Social stratification

Social stratification is an expression that is used in the social sciences for the description of comparable social positions of people in any organized social group, category, geographical region or another social component. It categorizes people in a given societies into rankings of socioeconomic tiers based on factors like wealth, income, social status, occupation, and power. In contemporary Western societies, stratification is often broadly classified into three major divisions of social class: upper class, middle class, and lower class. Each of these classes can be further subdivided into smaller classes such as “upper middle”.  Social positions may also be described on the basis of kinship ties or caste relations.

Such social categorization is not unusual to multifaceted state-based societies but is also found in uncomplicated tribal or feudal societies composed of nobility-to-peasant affairs. Scholars debate whether the earliest hunter-gatherer groups can be said to be ‘stratified’ or if such stratifications began with agriculture and extensive acts of exchange between groups. One of the ongoing subjects of concern in determining the structure of social stratification is derived from the point that status differences between individuals are common, so it becomes a measurable aspect to determine how much social inequality qualifies as stratification. In general, the more complex the society, the more numerous the layers or strata of social differentiation are found. Various social and political perspectives concerning globalization, such as dependency theory, suggest that these effects are due to change in the status of workers to the third world.

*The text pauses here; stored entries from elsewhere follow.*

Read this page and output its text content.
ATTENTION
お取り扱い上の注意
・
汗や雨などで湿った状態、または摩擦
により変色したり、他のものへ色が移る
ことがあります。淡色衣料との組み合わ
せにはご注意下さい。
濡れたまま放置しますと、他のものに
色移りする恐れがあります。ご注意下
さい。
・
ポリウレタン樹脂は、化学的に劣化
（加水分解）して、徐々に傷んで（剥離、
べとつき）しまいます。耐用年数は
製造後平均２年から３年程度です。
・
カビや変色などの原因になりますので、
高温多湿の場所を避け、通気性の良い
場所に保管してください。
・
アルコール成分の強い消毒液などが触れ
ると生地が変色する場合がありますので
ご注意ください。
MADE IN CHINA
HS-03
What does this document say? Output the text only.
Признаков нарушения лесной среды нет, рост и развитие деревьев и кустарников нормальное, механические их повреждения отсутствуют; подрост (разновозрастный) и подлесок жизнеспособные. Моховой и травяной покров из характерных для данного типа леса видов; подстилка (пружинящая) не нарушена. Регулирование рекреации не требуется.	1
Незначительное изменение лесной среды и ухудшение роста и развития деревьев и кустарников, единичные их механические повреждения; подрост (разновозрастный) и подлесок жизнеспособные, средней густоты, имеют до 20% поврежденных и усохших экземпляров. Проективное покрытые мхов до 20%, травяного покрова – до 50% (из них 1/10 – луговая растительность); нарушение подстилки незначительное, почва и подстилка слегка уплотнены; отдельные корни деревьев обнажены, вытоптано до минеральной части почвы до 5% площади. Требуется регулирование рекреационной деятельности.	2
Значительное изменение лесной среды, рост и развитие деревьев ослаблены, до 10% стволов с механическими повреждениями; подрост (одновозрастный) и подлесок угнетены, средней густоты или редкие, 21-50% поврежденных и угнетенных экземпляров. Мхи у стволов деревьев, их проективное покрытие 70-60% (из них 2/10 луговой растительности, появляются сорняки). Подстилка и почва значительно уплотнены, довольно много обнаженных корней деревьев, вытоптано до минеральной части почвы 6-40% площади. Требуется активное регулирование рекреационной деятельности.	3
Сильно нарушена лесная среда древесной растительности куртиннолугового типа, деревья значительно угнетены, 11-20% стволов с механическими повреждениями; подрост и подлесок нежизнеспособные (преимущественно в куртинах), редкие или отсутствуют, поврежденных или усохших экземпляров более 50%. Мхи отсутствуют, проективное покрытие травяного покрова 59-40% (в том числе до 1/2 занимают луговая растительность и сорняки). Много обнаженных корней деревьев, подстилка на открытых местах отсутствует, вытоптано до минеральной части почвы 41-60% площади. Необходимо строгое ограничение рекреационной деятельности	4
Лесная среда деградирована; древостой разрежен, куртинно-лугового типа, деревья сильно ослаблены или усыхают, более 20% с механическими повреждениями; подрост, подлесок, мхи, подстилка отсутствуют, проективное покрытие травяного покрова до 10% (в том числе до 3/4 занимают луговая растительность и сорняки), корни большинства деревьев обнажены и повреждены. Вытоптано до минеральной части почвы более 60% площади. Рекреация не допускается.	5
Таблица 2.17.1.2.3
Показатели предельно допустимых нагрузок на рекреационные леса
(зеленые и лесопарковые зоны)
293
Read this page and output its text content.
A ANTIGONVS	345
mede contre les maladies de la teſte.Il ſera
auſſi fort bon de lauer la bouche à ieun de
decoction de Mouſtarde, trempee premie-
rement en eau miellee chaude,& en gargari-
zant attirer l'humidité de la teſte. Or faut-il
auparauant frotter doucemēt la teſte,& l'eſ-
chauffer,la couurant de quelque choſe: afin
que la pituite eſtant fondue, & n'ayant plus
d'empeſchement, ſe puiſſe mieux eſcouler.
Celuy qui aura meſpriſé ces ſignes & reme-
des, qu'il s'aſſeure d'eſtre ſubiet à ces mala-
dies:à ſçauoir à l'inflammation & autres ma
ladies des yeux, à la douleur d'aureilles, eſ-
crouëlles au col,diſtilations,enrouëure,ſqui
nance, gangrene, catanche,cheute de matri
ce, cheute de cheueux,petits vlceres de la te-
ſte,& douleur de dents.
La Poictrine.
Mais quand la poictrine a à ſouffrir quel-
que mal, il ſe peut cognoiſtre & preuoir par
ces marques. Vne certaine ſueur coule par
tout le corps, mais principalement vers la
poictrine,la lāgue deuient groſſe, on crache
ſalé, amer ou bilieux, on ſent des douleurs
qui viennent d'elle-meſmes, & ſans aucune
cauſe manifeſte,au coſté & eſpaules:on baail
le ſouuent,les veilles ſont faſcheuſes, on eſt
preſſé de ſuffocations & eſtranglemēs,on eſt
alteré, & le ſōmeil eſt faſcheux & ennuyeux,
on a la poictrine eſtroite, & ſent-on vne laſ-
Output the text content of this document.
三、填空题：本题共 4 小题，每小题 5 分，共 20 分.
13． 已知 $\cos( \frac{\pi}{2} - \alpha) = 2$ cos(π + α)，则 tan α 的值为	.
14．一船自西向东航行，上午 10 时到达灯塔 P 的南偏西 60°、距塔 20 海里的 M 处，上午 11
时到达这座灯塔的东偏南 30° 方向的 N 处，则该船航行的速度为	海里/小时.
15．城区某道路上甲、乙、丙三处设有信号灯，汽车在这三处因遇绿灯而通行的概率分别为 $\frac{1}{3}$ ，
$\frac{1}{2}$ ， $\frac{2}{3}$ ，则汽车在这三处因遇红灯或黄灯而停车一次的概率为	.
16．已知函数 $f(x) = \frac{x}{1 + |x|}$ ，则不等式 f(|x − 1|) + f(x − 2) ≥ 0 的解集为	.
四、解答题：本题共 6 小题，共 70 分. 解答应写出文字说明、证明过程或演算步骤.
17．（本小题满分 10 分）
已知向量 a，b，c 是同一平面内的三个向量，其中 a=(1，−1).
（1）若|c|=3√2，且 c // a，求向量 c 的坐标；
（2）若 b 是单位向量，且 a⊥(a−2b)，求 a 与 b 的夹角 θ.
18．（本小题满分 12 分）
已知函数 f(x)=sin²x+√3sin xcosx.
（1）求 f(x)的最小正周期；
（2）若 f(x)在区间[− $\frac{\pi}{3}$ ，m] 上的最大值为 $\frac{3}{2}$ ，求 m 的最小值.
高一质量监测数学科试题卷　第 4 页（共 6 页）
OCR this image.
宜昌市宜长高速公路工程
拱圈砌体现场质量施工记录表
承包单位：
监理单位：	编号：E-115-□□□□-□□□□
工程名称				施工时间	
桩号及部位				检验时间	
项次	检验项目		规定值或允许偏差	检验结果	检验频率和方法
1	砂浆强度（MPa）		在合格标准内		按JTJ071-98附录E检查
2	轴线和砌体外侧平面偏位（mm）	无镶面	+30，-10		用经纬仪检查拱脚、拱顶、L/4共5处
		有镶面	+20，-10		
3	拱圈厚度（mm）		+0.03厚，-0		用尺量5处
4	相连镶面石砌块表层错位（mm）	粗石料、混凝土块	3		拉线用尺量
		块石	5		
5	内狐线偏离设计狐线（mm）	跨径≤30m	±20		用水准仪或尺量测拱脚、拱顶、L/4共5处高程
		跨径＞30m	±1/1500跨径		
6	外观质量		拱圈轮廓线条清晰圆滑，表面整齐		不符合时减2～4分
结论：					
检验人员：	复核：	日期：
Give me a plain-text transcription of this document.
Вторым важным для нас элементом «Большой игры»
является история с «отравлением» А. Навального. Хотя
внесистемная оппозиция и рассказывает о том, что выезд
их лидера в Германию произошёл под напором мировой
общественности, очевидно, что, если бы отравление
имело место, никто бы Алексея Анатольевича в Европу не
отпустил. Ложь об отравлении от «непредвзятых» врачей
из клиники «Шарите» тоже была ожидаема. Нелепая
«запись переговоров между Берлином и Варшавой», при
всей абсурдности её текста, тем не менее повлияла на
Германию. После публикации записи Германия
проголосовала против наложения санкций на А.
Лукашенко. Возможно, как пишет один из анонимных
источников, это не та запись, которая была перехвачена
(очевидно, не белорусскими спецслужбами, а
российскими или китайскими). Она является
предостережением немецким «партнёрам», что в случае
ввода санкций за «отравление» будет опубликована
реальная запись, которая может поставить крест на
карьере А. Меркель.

The concept of social stratification is often used and interpreted differently within specific theories. In sociology, for example, proponents of action theory have suggested that since social stratification is commonly found in developed societies, wherein a dominance hierarchy may be necessary in order to maintain social order and provide a stable social structure. So-called conflict theories, such as Marxism, point to the inaccessibility of resources and lack of social mobility found in stratified societies. Many sociological theorists have criticized the extent to which the working classes are unlikely to advance socio-economically while the wealthy tend to hold political power which they use to exploit the laboring class.

Sociologists have asserted that stability and social order are regulated, by universal values. Such values are not identical with overall consent but can as well be a momentum for fervent social conflict as it has been multiple times in history. Sociologists never claimed that universal values, in and by themselves, “satisfied” the functional prerequisites of a society. Indeed, the constitution of society is a much more complicated codification of emerging historical factors. Theorists such note the tendency toward an enlarged middle-class in modern Western societies due to the necessity of an educated workforce in technological economies.